Les Chénopodiacées et les Amaranthacées n'attirent pas le thrips et attirent certains de ses ennemis naturels. Le chénopode blanc est ainsi très attractif pour les syrphes. « Mais la difficulté est que ces espèces sont en général des adventices et qu'elles peuvent poser des problèmes d'enherbement », note Sébastien Picault. Les mélanges fleuris du commerce, notamment le mélange PBI de la société Novaflore, attirent tous les ennemis naturels du thrips, en particulier les syrphes, mais pas le thrips. La féverole et la vesce n'attirent pas les thrips mais sont très attractives pour les syrphes, coccinelles et chrysopes, sans doute parce qu'elles hébergent des pucerons. Enfin, la tanaisie n'attire pas le thrips et est très attractive pour les Orius. « La tanaisie, qui a priori ne pose pas de problème d'enherbement, est sans doute une plante clé », estime Sébastien Picault.

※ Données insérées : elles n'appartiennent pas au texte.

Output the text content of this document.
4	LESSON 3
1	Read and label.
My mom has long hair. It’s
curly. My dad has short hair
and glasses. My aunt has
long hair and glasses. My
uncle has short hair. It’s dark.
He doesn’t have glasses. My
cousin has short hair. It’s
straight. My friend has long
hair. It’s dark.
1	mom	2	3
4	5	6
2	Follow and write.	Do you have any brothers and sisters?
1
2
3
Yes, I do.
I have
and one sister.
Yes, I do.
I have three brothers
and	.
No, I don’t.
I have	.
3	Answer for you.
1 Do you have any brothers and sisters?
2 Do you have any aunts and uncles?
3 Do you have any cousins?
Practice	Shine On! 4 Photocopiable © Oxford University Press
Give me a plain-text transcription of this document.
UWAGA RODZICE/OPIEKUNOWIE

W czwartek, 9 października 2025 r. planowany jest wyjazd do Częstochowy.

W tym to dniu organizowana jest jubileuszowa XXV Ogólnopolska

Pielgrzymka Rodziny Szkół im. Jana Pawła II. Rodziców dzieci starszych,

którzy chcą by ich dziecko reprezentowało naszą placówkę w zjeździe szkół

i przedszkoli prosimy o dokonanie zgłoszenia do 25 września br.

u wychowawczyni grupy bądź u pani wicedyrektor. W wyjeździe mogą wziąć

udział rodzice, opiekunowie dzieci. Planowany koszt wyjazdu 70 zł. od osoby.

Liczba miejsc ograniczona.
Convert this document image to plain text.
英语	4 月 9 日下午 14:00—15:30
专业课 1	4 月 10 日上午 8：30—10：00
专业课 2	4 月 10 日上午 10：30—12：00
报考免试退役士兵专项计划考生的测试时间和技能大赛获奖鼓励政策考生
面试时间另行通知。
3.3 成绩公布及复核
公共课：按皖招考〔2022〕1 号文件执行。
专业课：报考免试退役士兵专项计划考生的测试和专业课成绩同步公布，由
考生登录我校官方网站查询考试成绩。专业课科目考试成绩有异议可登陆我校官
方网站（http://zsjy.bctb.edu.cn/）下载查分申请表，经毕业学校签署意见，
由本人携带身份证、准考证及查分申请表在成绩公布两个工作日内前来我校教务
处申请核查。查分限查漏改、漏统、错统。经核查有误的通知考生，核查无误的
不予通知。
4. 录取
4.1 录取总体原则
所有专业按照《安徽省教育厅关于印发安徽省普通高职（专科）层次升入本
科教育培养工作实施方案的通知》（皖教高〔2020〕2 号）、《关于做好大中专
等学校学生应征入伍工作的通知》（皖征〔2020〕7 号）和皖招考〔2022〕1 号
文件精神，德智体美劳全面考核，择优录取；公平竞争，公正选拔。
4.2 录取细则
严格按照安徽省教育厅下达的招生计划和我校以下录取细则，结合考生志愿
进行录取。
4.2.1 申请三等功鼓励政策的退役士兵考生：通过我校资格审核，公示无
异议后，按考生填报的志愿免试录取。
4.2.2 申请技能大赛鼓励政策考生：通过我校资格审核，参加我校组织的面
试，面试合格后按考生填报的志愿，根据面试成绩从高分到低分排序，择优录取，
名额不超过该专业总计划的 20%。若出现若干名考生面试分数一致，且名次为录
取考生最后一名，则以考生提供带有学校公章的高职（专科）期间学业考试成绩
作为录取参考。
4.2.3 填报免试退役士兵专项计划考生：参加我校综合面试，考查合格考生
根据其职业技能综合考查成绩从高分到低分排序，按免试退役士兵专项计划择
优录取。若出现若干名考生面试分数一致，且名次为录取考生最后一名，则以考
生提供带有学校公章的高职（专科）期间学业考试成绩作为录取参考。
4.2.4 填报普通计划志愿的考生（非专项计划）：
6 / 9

Tester des espèces qui n'attirent pas le thrips
Des essais de bande fleurie peuvent donc être faits en production pour tester leur intérêt dans la protection contre le thrips. « On peut sans risque tester un mélange de tanaisie, mélange fleuri type PBI de Novaflore plus du chénopode et de l'amaranthe si l'on n'a pas de problème d'enherbement par ces espèces, indique Sébastien Picault. Avec un peu plus de risque, on peut y ajouter du mélilot. Et il est sans doute intéressant d'y ajouter des plantes banques comme la vesce ou la féverole qui hébergent des pucerons et pourront ainsi nourrir les larves des ennemis naturels du thrips ».
Des résultats plus complets de ces essais seront présentés dans le numéro de septembre-octobre d'Infos Ctifl.